What is a CFD?
What is a CFD?
The term CFD stands for Contract For Difference. This is a contract to exchange the difference in value of a financial instrument (the underlying market) between the time at which the contract is opened and the time it is closed.
Definition: what is a CFD?
What this means is that you select the market you want to trade but rather than making the full physical purchase (or sale) you open a CFD with us instead. This contract will replicate the profit and loss of your intended purchase (or sale).
CFDs are fast growing in popularity as a flexible alternative to traditional share trading, giving you a greater degree of leverage on your investment capital.
How a CFD works
Say you want to buy 1000 shares in BP. You could buy these shares through a stockbroker, paying the full value of these shares (1000 x the current market offer price of BP) plus a commission to the stockbroker.

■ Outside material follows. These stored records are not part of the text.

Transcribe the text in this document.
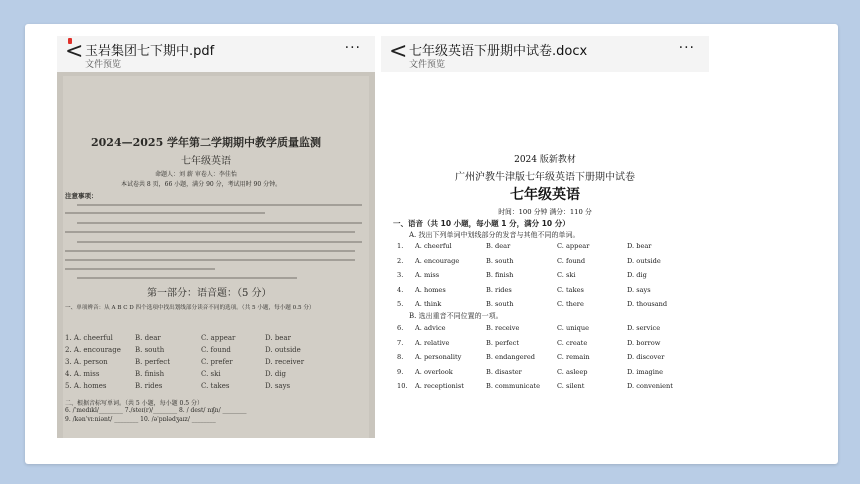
< 玉岩集团七下期中.pdf
文件预览
···
2024—2025 学年第二学期期中教学质量监测
七年级英语
命题人：刘 薪 审卷人：李佳怡
本试卷共 8 页，66 小题，满分 90 分，考试用时 90 分钟。
注意事项：
第一部分：语音题：（5 分）
一、单项辨音：从 A B C D 四个选项中找出划线部分读音不同的选项。（共 5 小题，每小题 0.5 分）
1. A. cheerful	B. dear	C. appear	D. bear
2. A. encourage B. south	C. found	D. outside
3. A. person	B. perfect	C. prefer	D. receiver
4. A. miss	B. finish	C. ski	D. dig
5. A. homes	B. rides	C. takes	D. says
二、根据音标写单词。（共 5 小题，每小题 0.5 分）
6. /ˈmedɪkl/________ 7./steɪ(r)/________ 8. / dest/ nɪʃn/ ________
9. /kənˈvɪːniənt/ ________ 10. /əˈpɒlədʒaɪz/ ________
< 七年级英语下册期中试卷.docx
文件预览
···
2024 版新教材
广州沪教牛津版七年级英语下册期中试卷
七年级英语
时间：100 分钟 满分：110 分
一、语音（共 10 小题，每小题 1 分，满分 10 分）
A. 找出下列单词中划线部分的发音与其他不同的单词。
1. A. cheerful	B. dear	C. appear	D. bear
2. A. encourage	B. south	C. found	D. outside
3. A. miss	B. finish	C. ski	D. dig
4. A. homes	B. rides	C. takes	D. says
5. A. think	B. south	C. there	D. thousand
B. 选出重音不同位置的一项。
6. A. advice	B. receive	C. unique	D. service
7. A. relative	B. perfect	C. create	D. borrow
8. A. personality	B. endangered	C. remain	D. discover
9. A. overlook	B. disaster	C. asleep	D. imagine
10. A. receptionist	B. communicate	C. silent	D. convenient
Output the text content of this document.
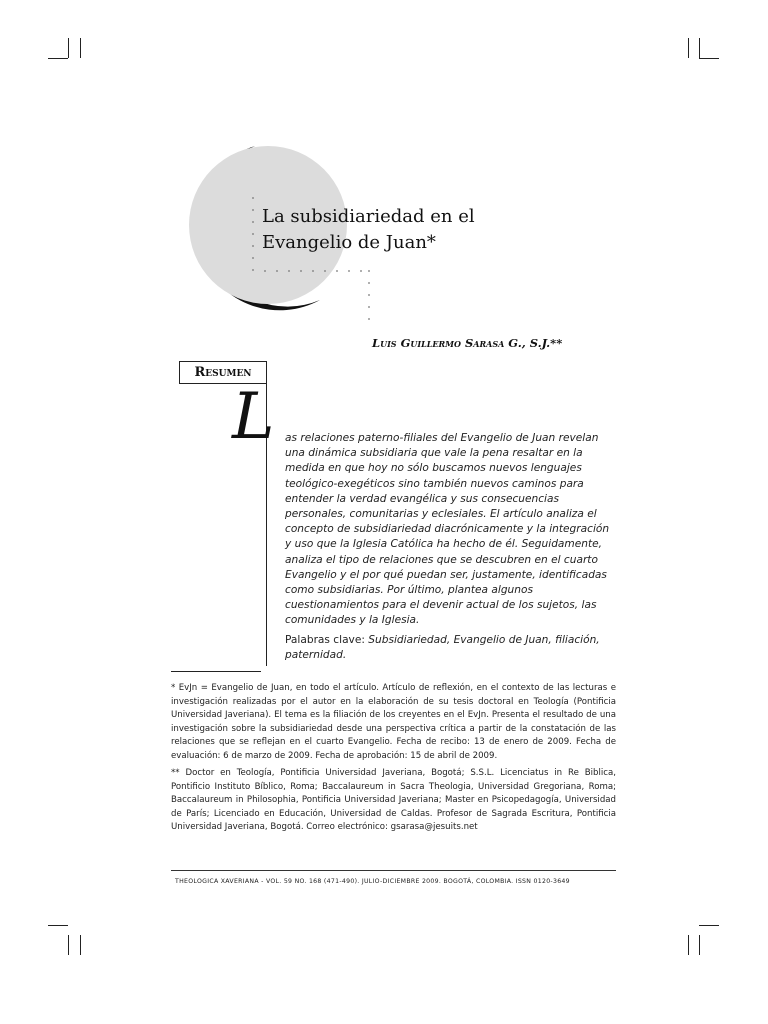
La subsidiariedad en el
Evangelio de Juan*
Luis Guillermo Sarasa G., S.J.**
Resumen
L as relaciones paterno-filiales del Evangelio de Juan revelan una dinámica subsidiaria que vale la pena resaltar en la medida en que hoy no sólo buscamos nuevos lenguajes teológico-exegéticos sino también nuevos caminos para entender la verdad evangélica y sus consecuencias personales, comunitarias y eclesiales. El artículo analiza el concepto de subsidiariedad diacrónicamente y la integración y uso que la Iglesia Católica ha hecho de él. Seguidamente, analiza el tipo de relaciones que se descubren en el cuarto Evangelio y el por qué puedan ser, justamente, identificadas como subsidiarias. Por último, plantea algunos cuestionamientos para el devenir actual de los sujetos, las comunidades y la Iglesia.
Palabras clave: Subsidiariedad, Evangelio de Juan, filiación, paternidad.
* EvJn = Evangelio de Juan, en todo el artículo. Artículo de reflexión, en el contexto de las lecturas e investigación realizadas por el autor en la elaboración de su tesis doctoral en Teología (Pontificia Universidad Javeriana). El tema es la filiación de los creyentes en el EvJn. Presenta el resultado de una investigación sobre la subsidiariedad desde una perspectiva crítica a partir de la constatación de las relaciones que se reflejan en el cuarto Evangelio. Fecha de recibo: 13 de enero de 2009. Fecha de evaluación: 6 de marzo de 2009. Fecha de aprobación: 15 de abril de 2009.
** Doctor en Teología, Pontificia Universidad Javeriana, Bogotá; S.S.L. Licenciatus in Re Biblica, Pontificio Instituto Bíblico, Roma; Baccalaureum in Sacra Theologia, Universidad Gregoriana, Roma; Baccalaureum in Philosophia, Pontificia Universidad Javeriana; Master en Psicopedagogía, Universidad de París; Licenciado en Educación, Universidad de Caldas. Profesor de Sagrada Escritura, Pontificia Universidad Javeriana, Bogotá. Correo electrónico: gsarasa@jesuits.net
THEOLOGICA XAVERIANA - VOL. 59 NO. 168 (471-490). JULIO-DICIEMBRE 2009. BOGOTÁ, COLOMBIA. ISSN 0120-3649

Alternatively, with InterTrader.com you could buy 1000 CFDs in BP (at our quoted price). To open this contract you would have to supply a margin deposit to cover any potential downside.
Selling shares through a CFD provider is easy. You just open your contract to go short rather than long, at our bid price. For this reason CFDs are often used by clients who want to hedge an existing investment portfolio.
Although originally devised for equity trading, CFDs are also used to trade the major indices, FX and energy contracts. Our CFD service covers a wide range of market types matching the scope of our spread betting service. As with our equity markets, the charge for all our non-equity contracts is built into the dealing spread.
A CFD is a flexible investment vehicle. For contracts that don't have an expiry, you decide exactly when you want to close your position and realise your profit or loss.